We have gone through the statement of the accused under Section 313 of Cr.P.C. and also the case put forward by him to the witnesses, including the investigating officer. No where he has taken the defence that he sustained injuries in the very same occurrence, in which the deceased sustained injuries. Therefore, the non explanation of the injuries found on the body of the accused is immaterial. 11. In view of the foregoing discussions, we do not find any merits in this appeal.
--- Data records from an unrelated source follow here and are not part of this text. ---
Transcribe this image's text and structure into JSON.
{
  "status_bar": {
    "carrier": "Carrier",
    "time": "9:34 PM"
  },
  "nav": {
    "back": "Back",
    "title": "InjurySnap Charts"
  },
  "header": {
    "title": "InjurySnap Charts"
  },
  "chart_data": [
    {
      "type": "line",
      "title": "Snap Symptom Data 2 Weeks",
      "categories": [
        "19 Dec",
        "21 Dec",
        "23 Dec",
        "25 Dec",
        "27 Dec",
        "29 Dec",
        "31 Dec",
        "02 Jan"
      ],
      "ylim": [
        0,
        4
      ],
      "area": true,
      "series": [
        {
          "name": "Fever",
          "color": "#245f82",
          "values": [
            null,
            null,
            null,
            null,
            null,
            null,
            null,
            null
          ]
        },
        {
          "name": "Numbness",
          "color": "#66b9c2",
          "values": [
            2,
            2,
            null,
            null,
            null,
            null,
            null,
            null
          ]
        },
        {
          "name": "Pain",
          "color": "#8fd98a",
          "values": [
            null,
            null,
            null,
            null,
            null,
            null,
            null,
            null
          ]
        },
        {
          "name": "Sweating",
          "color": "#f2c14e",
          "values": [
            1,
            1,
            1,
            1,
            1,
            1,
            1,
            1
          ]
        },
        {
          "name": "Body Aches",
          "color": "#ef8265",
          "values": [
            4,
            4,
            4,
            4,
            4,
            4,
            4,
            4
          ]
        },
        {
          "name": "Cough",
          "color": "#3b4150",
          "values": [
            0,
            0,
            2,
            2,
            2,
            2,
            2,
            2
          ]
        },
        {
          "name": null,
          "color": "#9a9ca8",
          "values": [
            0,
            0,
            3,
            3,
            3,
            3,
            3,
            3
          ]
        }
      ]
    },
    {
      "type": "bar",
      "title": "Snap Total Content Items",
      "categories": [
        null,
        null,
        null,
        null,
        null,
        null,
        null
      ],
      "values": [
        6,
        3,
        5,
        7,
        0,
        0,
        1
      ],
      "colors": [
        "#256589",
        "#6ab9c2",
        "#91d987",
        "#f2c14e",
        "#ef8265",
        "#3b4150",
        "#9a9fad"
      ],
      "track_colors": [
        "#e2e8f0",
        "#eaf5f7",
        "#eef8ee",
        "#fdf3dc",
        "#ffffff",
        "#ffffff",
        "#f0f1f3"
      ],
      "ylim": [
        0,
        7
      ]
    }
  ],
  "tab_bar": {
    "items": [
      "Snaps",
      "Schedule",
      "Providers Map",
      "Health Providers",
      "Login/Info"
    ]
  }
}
We hold that the prosecution has proved the case beyond all reasonable doubts. 12. In the result, this Criminal Appeal is dismissed and the conviction and sentence imposed by the trial Court against the appellant/accused in S.C.No.290 of 2010 is confirmed. 13. The trial Court is directed to take steps to secure the appellant/accused and to incarcerate him in prison so as to serve out the remaining period of sentence. 14. The service rendered by the learned Legal Aid Counsel Mr.M.Mahendran is appreciated. The Legal Services Authority is directed to pay his remuneration, for which he is entitled to.